When it was deemed that no further progress could be made, the locomotive was taken to Doncaster Works in 1936 and rebuilt with a conventional boiler and three simple expansion cylinders on the normal Gresley layout. A modified A4 boiler was fitted which had 50 sqft of grate area and 20 in diameter cylinders. The valves were considered undersized for the large cylinder diameter and this somewhat limited the speed capabilities of the engine. Its haulage capacity was nonetheless appreciated. The rebuilt engine still retained its additional axle, resulting in a more spacious cab for the driver and fireman. The tender was not rebuilt, but was modified slightly at the front so that the ends of the curved side sheets now finished 8 ft 2+3/8 in apart; it was also given streamlined plating at the top (which was removed again in January 1938) and a longer coal chute. After the rebuild, the water-tube boiler returned to Darlington for pressure experiments and space heating, before being broken up on 10 April 1965, six years after the rebuilt W1.

No. 10000 never carried a name, although it did carry small works plates on the smoke deflectors bearing the number 10000. In its early form, it was known unofficially as the Hush-Hush as a result of the initial secrecy surrounding the project, and also the Galloping Sausage as a result of its bulging boiler shape. Plans in 1929 to name the original engine British Enterprise were dropped, although nameplates had already been cast; a 1951 plan to name the rebuilt engine Pegasus did not come to fruition either. During a works visit in May/June 1948, the corridor tender was exchanged for one of the non-corridor type, and it was given British Railways livery and renumbered 60700.

On 1 September 1955, 60700 had just departed from Peterborough when the front bogie frame broke. The locomotive derailed at a speed of 20 mph at Westwood Junction. It was recovered and repaired.

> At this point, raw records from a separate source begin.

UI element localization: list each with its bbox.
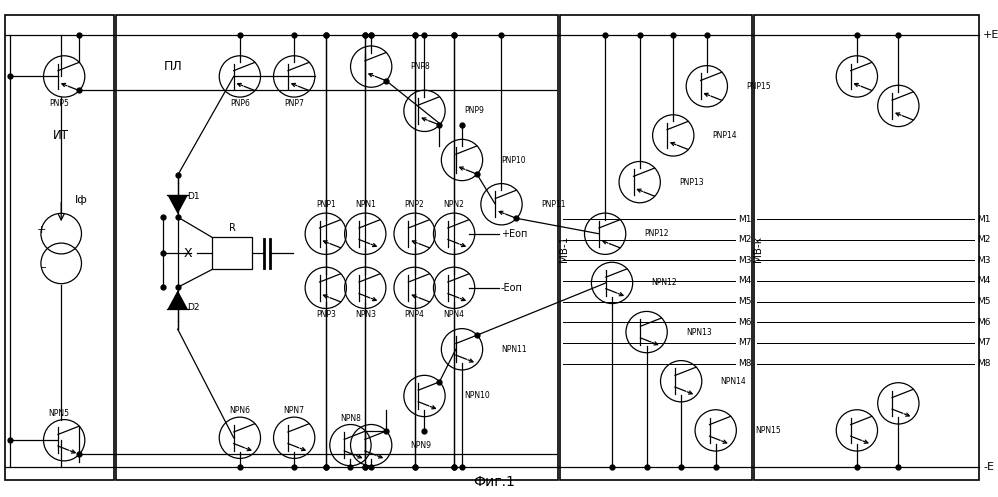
Text: NPN11: NPN11 [501, 345, 527, 354]
Text: NPN7: NPN7 [283, 406, 304, 415]
Text: PNP14: PNP14 [713, 131, 738, 140]
Text: M3: M3 [977, 256, 991, 265]
Bar [754, 15, 979, 480]
Text: NPN13: NPN13 [686, 328, 712, 336]
Text: PNP5: PNP5 [49, 99, 69, 108]
Text: -Еоп: -Еоп [501, 283, 523, 293]
Bar [560, 15, 752, 480]
Text: NPN3: NPN3 [354, 310, 376, 320]
Text: M8: M8 [977, 359, 991, 368]
Text: PNP9: PNP9 [464, 106, 484, 115]
Text: M6: M6 [739, 318, 751, 327]
Text: M8: M8 [739, 359, 751, 368]
Text: M2: M2 [739, 235, 751, 244]
Text: M5: M5 [739, 297, 751, 306]
Text: PNP11: PNP11 [541, 200, 566, 209]
Polygon shape [168, 290, 188, 310]
Text: PNP10: PNP10 [501, 156, 526, 165]
Text: NPN14: NPN14 [721, 377, 747, 386]
Text: МВ-1: МВ-1 [559, 235, 569, 262]
Text: NPN5: NPN5 [49, 409, 70, 417]
Text: M3: M3 [739, 256, 751, 265]
Text: +Е: +Е [983, 30, 998, 40]
Text: NPN8: NPN8 [340, 414, 361, 422]
Text: NPN15: NPN15 [755, 426, 781, 435]
Text: M4: M4 [739, 276, 751, 285]
Text: NPN12: NPN12 [652, 278, 678, 287]
Text: R: R [229, 224, 236, 234]
Polygon shape [168, 195, 188, 214]
Text: PNP6: PNP6 [230, 99, 250, 108]
Bar [117, 15, 558, 480]
Bar [5, 15, 114, 480]
Text: PNP15: PNP15 [747, 82, 770, 91]
Text: ИТ: ИТ [53, 129, 69, 142]
Text: -Е: -Е [983, 462, 994, 472]
Bar [213, 238, 251, 269]
Text: M5: M5 [977, 297, 991, 306]
Text: M7: M7 [977, 338, 991, 347]
Text: D1: D1 [188, 192, 201, 201]
Text: M7: M7 [739, 338, 751, 347]
Text: PNP7: PNP7 [284, 99, 304, 108]
Text: NPN1: NPN1 [355, 200, 375, 209]
Text: PNP12: PNP12 [645, 229, 669, 238]
Text: PNP13: PNP13 [680, 177, 704, 187]
Text: +: + [37, 225, 46, 235]
Text: PNP8: PNP8 [410, 62, 430, 71]
Text: ПЛ: ПЛ [164, 60, 182, 73]
Text: PNP4: PNP4 [404, 310, 424, 320]
Text: Фиг.1: Фиг.1 [473, 476, 515, 490]
Text: M2: M2 [977, 235, 991, 244]
Text: МВ-к: МВ-к [753, 236, 763, 261]
Text: M1: M1 [739, 215, 751, 224]
Text: +Еоп: +Еоп [501, 229, 527, 239]
Text: M4: M4 [977, 276, 991, 285]
Text: NPN9: NPN9 [410, 441, 432, 450]
Text: NPN10: NPN10 [464, 392, 490, 401]
Text: M1: M1 [977, 215, 991, 224]
Text: NPN4: NPN4 [443, 310, 465, 320]
Text: M6: M6 [977, 318, 991, 327]
Text: –: – [41, 262, 46, 272]
Text: Iф: Iф [75, 195, 88, 205]
Text: D2: D2 [188, 304, 200, 313]
Text: NPN6: NPN6 [230, 406, 250, 415]
Text: PNP1: PNP1 [316, 200, 335, 209]
Text: PNP3: PNP3 [315, 310, 335, 320]
Text: Х: Х [184, 247, 193, 260]
Text: PNP2: PNP2 [405, 200, 424, 209]
Text: NPN2: NPN2 [444, 200, 464, 209]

60700 was withdrawn on 1 June 1959 and was broken up for scrap at the Doncaster Works later that year. The first of its two tenders did survive into preservation. Corridor tender No. 5484 is now attached to No. 4488 Union of South Africa.

==Models==
In January 2020 Hornby Railways announced that it would be producing a model Hush Hush/W1 in both original and rebuilt forms in 00 gauge covering the locomotive's lifespan. These were original condition as No. 10000, original condition but with the British Enterprise nameplates that were cast but never used, original condition in LNER apple green as seen on collectible cards of the time, rebuilt LNER garter blue and rebuilt in BR green with early emblem as No. 60700. In January 2021 three more versions were announced, including original condition but with a double chimney as No. 10000, Rebuilt in LNER photographic grey, and rebuilt in BR with late crest as No. 60700. Previously the model was only available as a metal kit.